Although everyone experiences anxiety to some extent at one time or another, some people are plagued with it more than others. People "who tend to ruminate a lot anyway and have a hard time turning off those worried thoughts" feel more anxious, says Dr. Wehrenberg.

"One of the things that makes anxiety so debilitating is that you can't entirely put your finger on it," says Professor Sigal G. Barsade, whereas fear, in contrast, has a specific cause.


Psychologists have found anxiety causes cognitive distortion, thus making it more difficult for people to concentrate and process information. This, in addition to impaired decision-making and the lessened ability to listen, increases the likelihood of errors.

On the brighter side, there are many healthy ways to lower anxiety, and recognizing it is one of the first steps in learning to control it. Exercise, meditation, hobbies and simply taking a walk may help to alleviate symptoms. A good laugh with friends or family helps, along with putting situations into perspective and focusing on things you have to be thankful for instead of what might or did happen.

"Anxiety is living in the past or the future; it's not living in the moment," says Dr. Wehrenberg. A report from scientists in Britain encourages folks to "savor the moment" and "catch sight of the beautiful" as some of the ways to boast mental health. Another suggestion from psychologists is to "worry once and do it well." Meaning, think about the problem, come up with a plan, and when you find yourself feeling anxious, remind yourself of your plan, and then focus on the task at hand and the here and now.

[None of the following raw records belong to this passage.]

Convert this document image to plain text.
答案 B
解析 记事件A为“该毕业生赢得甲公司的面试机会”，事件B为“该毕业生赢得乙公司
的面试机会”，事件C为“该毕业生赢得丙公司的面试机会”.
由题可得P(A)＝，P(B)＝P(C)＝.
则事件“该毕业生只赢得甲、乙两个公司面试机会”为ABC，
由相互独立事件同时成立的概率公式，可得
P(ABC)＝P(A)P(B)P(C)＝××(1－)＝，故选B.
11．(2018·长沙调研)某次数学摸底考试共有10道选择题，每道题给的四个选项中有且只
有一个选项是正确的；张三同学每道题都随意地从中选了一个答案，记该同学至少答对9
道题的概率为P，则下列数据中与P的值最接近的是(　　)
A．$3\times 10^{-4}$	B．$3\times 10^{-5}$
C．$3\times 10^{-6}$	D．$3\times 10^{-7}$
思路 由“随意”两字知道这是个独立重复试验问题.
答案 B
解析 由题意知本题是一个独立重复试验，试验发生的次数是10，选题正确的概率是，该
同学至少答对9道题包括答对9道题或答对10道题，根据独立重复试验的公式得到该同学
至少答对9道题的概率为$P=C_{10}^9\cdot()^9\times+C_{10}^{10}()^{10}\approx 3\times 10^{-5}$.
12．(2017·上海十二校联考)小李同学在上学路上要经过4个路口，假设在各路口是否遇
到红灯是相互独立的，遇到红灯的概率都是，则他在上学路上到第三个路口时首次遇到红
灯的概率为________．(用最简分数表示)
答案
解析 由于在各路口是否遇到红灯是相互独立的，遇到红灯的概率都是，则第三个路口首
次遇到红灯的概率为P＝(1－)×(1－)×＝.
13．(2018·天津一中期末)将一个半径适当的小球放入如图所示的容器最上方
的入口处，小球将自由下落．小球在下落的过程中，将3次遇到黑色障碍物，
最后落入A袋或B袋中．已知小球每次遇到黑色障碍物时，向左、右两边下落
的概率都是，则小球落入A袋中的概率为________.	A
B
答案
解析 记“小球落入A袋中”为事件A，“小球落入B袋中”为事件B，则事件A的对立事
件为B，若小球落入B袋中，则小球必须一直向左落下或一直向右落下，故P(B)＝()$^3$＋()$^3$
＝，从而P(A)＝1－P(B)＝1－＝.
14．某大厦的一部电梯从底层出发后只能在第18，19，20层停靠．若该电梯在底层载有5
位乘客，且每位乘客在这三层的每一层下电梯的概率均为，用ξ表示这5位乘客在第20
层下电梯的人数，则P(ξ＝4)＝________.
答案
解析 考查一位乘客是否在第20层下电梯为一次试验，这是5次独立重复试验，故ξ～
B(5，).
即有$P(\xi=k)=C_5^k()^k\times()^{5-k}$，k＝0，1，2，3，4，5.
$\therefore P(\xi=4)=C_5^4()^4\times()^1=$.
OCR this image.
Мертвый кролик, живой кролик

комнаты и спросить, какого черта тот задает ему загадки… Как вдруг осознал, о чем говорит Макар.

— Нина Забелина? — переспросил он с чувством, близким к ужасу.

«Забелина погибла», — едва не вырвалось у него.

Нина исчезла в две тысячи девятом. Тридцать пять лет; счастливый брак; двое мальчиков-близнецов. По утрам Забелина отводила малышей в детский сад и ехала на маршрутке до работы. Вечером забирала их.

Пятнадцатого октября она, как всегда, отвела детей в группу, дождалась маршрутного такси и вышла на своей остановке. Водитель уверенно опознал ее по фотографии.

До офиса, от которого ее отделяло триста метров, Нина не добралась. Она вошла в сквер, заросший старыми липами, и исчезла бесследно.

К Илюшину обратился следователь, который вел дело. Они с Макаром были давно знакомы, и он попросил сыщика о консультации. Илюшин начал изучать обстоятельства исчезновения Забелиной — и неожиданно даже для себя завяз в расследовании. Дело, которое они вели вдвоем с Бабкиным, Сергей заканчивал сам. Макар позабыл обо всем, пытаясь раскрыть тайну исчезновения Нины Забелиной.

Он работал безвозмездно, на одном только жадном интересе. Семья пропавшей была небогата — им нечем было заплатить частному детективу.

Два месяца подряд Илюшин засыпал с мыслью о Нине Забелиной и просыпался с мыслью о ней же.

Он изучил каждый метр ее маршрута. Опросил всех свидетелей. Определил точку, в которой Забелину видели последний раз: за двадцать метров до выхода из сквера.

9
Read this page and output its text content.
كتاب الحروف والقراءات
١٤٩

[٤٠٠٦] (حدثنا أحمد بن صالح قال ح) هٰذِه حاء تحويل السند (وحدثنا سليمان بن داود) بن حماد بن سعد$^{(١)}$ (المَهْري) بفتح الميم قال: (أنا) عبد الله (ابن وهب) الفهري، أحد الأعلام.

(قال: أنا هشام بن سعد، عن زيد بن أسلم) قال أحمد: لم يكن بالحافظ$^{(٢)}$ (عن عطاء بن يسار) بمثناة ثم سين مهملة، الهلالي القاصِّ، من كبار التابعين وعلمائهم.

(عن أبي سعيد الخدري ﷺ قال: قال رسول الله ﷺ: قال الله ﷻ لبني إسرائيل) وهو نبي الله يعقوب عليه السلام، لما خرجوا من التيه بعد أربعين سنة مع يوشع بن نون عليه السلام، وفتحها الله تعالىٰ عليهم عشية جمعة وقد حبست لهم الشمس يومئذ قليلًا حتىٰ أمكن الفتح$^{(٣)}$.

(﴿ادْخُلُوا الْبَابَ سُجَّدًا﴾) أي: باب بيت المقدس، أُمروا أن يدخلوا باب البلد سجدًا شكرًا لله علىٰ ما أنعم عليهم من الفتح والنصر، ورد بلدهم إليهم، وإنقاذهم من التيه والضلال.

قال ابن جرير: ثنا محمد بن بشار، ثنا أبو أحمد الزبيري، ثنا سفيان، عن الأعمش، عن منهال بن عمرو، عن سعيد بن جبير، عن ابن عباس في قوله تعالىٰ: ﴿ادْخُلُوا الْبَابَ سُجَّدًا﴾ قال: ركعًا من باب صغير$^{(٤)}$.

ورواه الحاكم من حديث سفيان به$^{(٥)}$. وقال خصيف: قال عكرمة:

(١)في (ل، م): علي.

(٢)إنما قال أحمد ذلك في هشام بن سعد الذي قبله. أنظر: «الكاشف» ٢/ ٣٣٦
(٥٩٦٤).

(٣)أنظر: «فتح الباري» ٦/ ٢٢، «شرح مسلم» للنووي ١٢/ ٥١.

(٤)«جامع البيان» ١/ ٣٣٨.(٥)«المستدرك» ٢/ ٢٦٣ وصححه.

With worries about the economy, and wondering how changes by the next presidential administration are going to affect you, it is only natural to feel anxious. Yet anxiety is nothing new, and mankind has always needed to deal with it. Centuries ago, St. Paul gave excellent advice on the topic, saying, " Be anxious for nothing, but in everything by prayer.with thanksgiving, let your requests be made known to God; and the peace of God, which surpasses all understanding, will guard your hearts and minds."


So our pre-election advice is simple. Remember the things you have to be thankful for, clear you mind and concentrate closely on the issue positions of the various candidates running. Then, once in a calm and peaceful state of mind, go and cast your vote. America will survive no matter the outcome of one election.